Где-то рядом спали на своих железных койках мои соседи. Проклов храпел, как старый медведь, Макаров почмокивал губами, а зам. по тылу Червоненко то и дело портил воздух. Им хорошо, думал я, они дрыхнут без задних ног. Поэтому завтра встанут свежими, как молоденькие опята. А что будет со мной? Да я ведь и десяти минут не смогу высидеть на оперативном совещании — усну прямо на глазах у командира полка.
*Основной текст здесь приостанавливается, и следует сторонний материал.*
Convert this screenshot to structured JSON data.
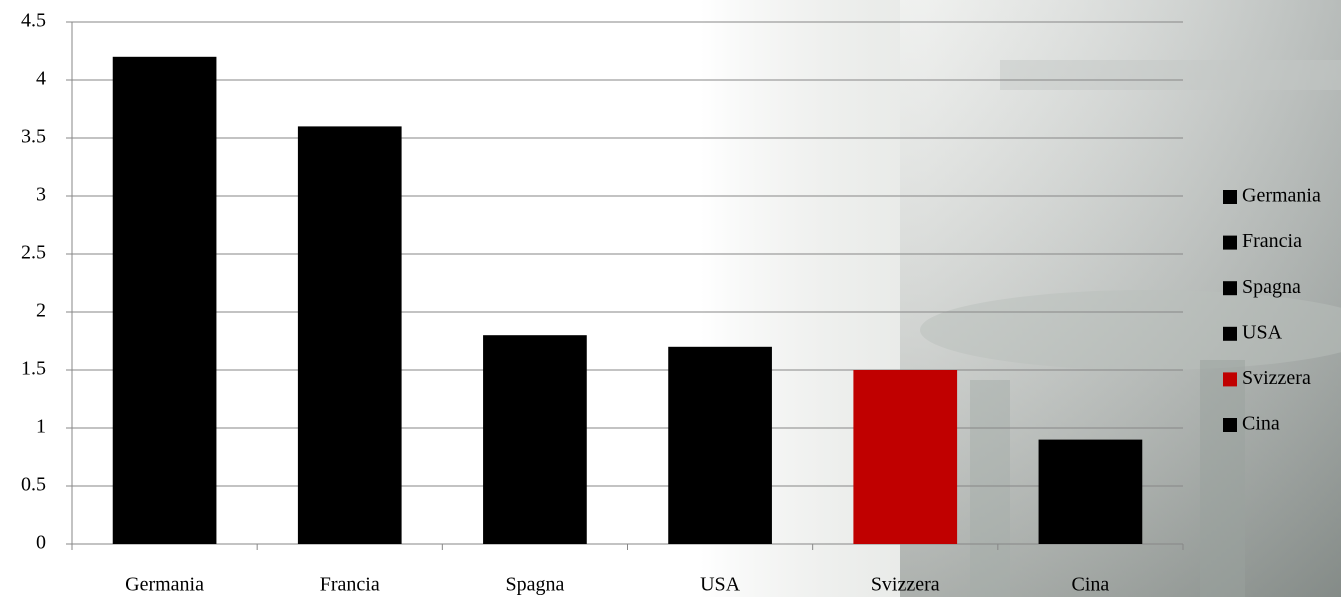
{
  "chart_data": {
    "type": "bar",
    "categories": [
      "Germania",
      "Francia",
      "Spagna",
      "USA",
      "Svizzera",
      "Cina"
    ],
    "values": [
      4.2,
      3.6,
      1.8,
      1.7,
      1.5,
      0.9
    ],
    "colors": [
      "#000000",
      "#000000",
      "#000000",
      "#000000",
      "#c00000",
      "#000000"
    ],
    "ylim": [
      0,
      4.5
    ],
    "yticks": [
      0,
      0.5,
      1,
      1.5,
      2,
      2.5,
      3,
      3.5,
      4,
      4.5
    ],
    "grid": true,
    "legend": "right"
  }
}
В голове мелькнула мысль: а что, если я притворюсь завтра больным и не выйду из палатки? Это другим, коли они попытаются симулировать болезнь, не сойдет с рук — медицина-то под боком, а я сам врач, меня проконтролировать некому. Савельев не в счет — он мой подчиненный. Конечно, в его лице я приобрел настоящего врага, лишив его удовольствия таскать из медпункта спирт и угощать им своих дружков, — кто ж такое простит? Тем не менее он меня не выдаст, и в этом я был абсолютно уверен. У него была морда порядочного человека.
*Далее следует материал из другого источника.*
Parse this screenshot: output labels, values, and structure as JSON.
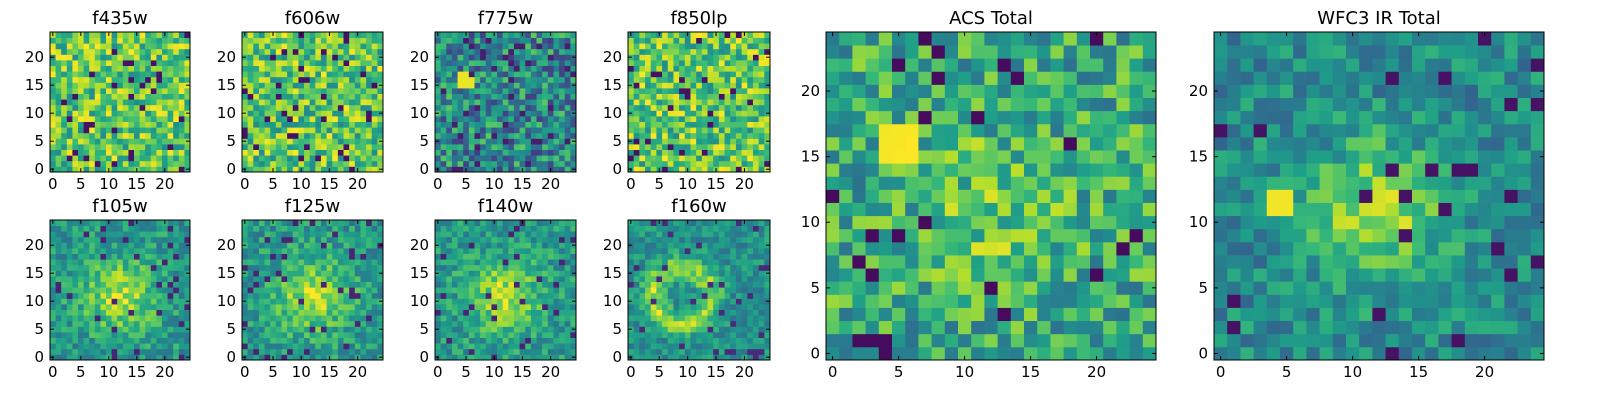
{
  "chart_data": [
    {
      "type": "heatmap",
      "title": "f435w",
      "colormap": "viridis",
      "size": 25,
      "pattern": "noise",
      "seed": 11,
      "xticks": [
        0,
        5,
        10,
        15,
        20
      ],
      "yticks": [
        0,
        5,
        10,
        15,
        20
      ],
      "xlim": [
        0,
        25
      ],
      "ylim": [
        0,
        25
      ]
    },
    {
      "type": "heatmap",
      "title": "f606w",
      "colormap": "viridis",
      "size": 25,
      "pattern": "noise",
      "seed": 23,
      "xticks": [
        0,
        5,
        10,
        15,
        20
      ],
      "yticks": [
        0,
        5,
        10,
        15,
        20
      ],
      "xlim": [
        0,
        25
      ],
      "ylim": [
        0,
        25
      ]
    },
    {
      "type": "heatmap",
      "title": "f775w",
      "colormap": "viridis",
      "size": 25,
      "pattern": "dim-noise",
      "seed": 37,
      "xticks": [
        0,
        5,
        10,
        15,
        20
      ],
      "yticks": [
        0,
        5,
        10,
        15,
        20
      ],
      "xlim": [
        0,
        25
      ],
      "ylim": [
        0,
        25
      ]
    },
    {
      "type": "heatmap",
      "title": "f850lp",
      "colormap": "viridis",
      "size": 25,
      "pattern": "noise",
      "seed": 41,
      "xticks": [
        0,
        5,
        10,
        15,
        20
      ],
      "yticks": [
        0,
        5,
        10,
        15,
        20
      ],
      "xlim": [
        0,
        25
      ],
      "ylim": [
        0,
        25
      ]
    },
    {
      "type": "heatmap",
      "title": "f105w",
      "colormap": "viridis",
      "size": 25,
      "pattern": "blob",
      "seed": 53,
      "xticks": [
        0,
        5,
        10,
        15,
        20
      ],
      "yticks": [
        0,
        5,
        10,
        15,
        20
      ],
      "xlim": [
        0,
        25
      ],
      "ylim": [
        0,
        25
      ]
    },
    {
      "type": "heatmap",
      "title": "f125w",
      "colormap": "viridis",
      "size": 25,
      "pattern": "blob",
      "seed": 67,
      "xticks": [
        0,
        5,
        10,
        15,
        20
      ],
      "yticks": [
        0,
        5,
        10,
        15,
        20
      ],
      "xlim": [
        0,
        25
      ],
      "ylim": [
        0,
        25
      ]
    },
    {
      "type": "heatmap",
      "title": "f140w",
      "colormap": "viridis",
      "size": 25,
      "pattern": "blob",
      "seed": 71,
      "xticks": [
        0,
        5,
        10,
        15,
        20
      ],
      "yticks": [
        0,
        5,
        10,
        15,
        20
      ],
      "xlim": [
        0,
        25
      ],
      "ylim": [
        0,
        25
      ]
    },
    {
      "type": "heatmap",
      "title": "f160w",
      "colormap": "viridis",
      "size": 25,
      "pattern": "ring",
      "seed": 83,
      "xticks": [
        0,
        5,
        10,
        15,
        20
      ],
      "yticks": [
        0,
        5,
        10,
        15,
        20
      ],
      "xlim": [
        0,
        25
      ],
      "ylim": [
        0,
        25
      ]
    },
    {
      "type": "heatmap",
      "title": "ACS Total",
      "colormap": "viridis",
      "size": 25,
      "pattern": "acs",
      "seed": 97,
      "xticks": [
        0,
        5,
        10,
        15,
        20
      ],
      "yticks": [
        0,
        5,
        10,
        15,
        20
      ],
      "xlim": [
        0,
        25
      ],
      "ylim": [
        0,
        25
      ]
    },
    {
      "type": "heatmap",
      "title": "WFC3 IR Total",
      "colormap": "viridis",
      "size": 25,
      "pattern": "wfc3",
      "seed": 101,
      "xticks": [
        0,
        5,
        10,
        15,
        20
      ],
      "yticks": [
        0,
        5,
        10,
        15,
        20
      ],
      "xlim": [
        0,
        25
      ],
      "ylim": [
        0,
        25
      ]
    }
  ]
}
В голову полезли недобрые мысли. Мне вспомнилась умирающая мама, вспомнилась собиравшая свои шмотки и уходившая от меня жена, вспомнился ад одиночества, которое я ощутил, оставшись один. Темнота обостряла чувства, на душе было тяжело. Я продолжал вздыхать, ворочаться, а иногда мне казалось, что из моей груди вырывался глухой стон.
— Что с тобой, майор? — нечаянно проснувшись и услышав мои страдания, спросил меня Макаров.
— Да вот что-то не спится, — ответил я ему.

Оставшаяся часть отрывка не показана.